Bene anche alle selezioni, per Gragnaniello si sono spalancate le porte
della Nazionale.
Riserva, la necessità di farsi trovare sempre pronto in ogni occasione.
“Oggi non posso lamentarmi della mia prestazione: sono partito male ma
piano piano ho recuperato avvicinandomi a Germania, Svizzera e Olanda.
Al traguardo il distacco era minimo”.
I cromosomi del combattente: Matteo, ventuno anni, studia Scienze
Biologiche all’Università di Pavia. “Studio e remo, Pavia è una città a
misura di ragazzo: sono lì dal 2008, ogni tanto sento un po’ di
nostalgia di Napoli, la città dei miei genitori, di mio fratello
Giovanni e di mia sorella Elena.
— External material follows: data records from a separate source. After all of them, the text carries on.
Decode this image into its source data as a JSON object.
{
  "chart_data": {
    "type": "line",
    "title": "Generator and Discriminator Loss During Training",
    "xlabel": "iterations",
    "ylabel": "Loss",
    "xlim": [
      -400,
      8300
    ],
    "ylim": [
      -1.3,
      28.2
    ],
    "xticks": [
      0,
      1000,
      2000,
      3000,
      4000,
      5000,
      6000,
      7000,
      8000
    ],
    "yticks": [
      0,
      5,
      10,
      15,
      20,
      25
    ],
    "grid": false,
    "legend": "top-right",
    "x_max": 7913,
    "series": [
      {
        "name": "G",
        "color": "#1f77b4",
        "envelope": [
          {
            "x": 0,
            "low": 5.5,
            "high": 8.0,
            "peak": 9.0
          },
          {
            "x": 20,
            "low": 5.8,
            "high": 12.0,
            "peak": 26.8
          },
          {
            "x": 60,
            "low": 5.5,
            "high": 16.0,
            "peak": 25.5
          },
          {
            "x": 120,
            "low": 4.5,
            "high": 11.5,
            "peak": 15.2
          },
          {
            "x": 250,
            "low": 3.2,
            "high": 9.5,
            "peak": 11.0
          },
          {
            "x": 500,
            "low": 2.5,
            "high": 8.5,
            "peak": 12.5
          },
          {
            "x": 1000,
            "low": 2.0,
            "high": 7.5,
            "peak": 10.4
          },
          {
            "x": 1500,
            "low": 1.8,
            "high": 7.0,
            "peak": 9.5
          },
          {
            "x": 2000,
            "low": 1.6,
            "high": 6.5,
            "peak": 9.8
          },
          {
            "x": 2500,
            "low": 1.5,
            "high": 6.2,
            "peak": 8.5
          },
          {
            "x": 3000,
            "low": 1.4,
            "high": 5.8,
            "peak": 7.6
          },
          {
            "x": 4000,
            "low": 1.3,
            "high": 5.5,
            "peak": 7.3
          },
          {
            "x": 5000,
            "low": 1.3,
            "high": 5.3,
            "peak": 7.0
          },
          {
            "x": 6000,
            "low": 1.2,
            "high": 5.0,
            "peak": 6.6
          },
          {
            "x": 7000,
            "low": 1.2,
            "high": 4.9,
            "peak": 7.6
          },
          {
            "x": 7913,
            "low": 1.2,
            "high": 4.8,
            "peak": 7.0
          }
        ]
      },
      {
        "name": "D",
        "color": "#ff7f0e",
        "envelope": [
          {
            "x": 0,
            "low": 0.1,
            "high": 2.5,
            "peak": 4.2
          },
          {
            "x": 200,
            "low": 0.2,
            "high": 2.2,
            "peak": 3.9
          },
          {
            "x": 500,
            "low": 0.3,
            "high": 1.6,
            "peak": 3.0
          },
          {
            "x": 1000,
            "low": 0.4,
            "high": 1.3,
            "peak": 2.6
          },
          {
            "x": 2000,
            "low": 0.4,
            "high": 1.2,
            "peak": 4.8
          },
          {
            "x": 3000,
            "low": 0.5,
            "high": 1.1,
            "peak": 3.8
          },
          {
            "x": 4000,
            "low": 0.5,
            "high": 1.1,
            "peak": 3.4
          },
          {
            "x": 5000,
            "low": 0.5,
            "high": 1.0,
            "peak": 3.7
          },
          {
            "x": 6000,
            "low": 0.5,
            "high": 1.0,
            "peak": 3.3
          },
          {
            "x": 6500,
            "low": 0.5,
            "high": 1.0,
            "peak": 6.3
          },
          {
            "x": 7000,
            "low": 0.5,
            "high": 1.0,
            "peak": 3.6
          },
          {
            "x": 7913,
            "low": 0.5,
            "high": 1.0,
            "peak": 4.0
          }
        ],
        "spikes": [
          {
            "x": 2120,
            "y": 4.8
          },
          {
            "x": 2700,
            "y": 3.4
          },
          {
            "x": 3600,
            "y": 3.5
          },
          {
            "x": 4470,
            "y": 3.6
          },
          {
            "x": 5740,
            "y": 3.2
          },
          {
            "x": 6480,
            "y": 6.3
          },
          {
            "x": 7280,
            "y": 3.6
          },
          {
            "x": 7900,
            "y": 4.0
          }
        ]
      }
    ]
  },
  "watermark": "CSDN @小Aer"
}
Il College funziona molto bene: ogni
tanto il fiume fa un po’ di scherzi ma va bene lo stesso”.
A 15 anni la prima uscita in barca. “Dal 2003 al 2007, poi un anno di
stop: il canottaggio è però una mia grande passione, ne sentivo
fortemente il bisogno e così sono rientrato nel giro”.
Al suo fianco, come tecnici, prima Mimmo De Cristofaro, poi Mimmo Perna
e Raffaele Polzella.
“Le mie guide: se penso che il canottaggio sia uno sport formativo lo
devo a loro”.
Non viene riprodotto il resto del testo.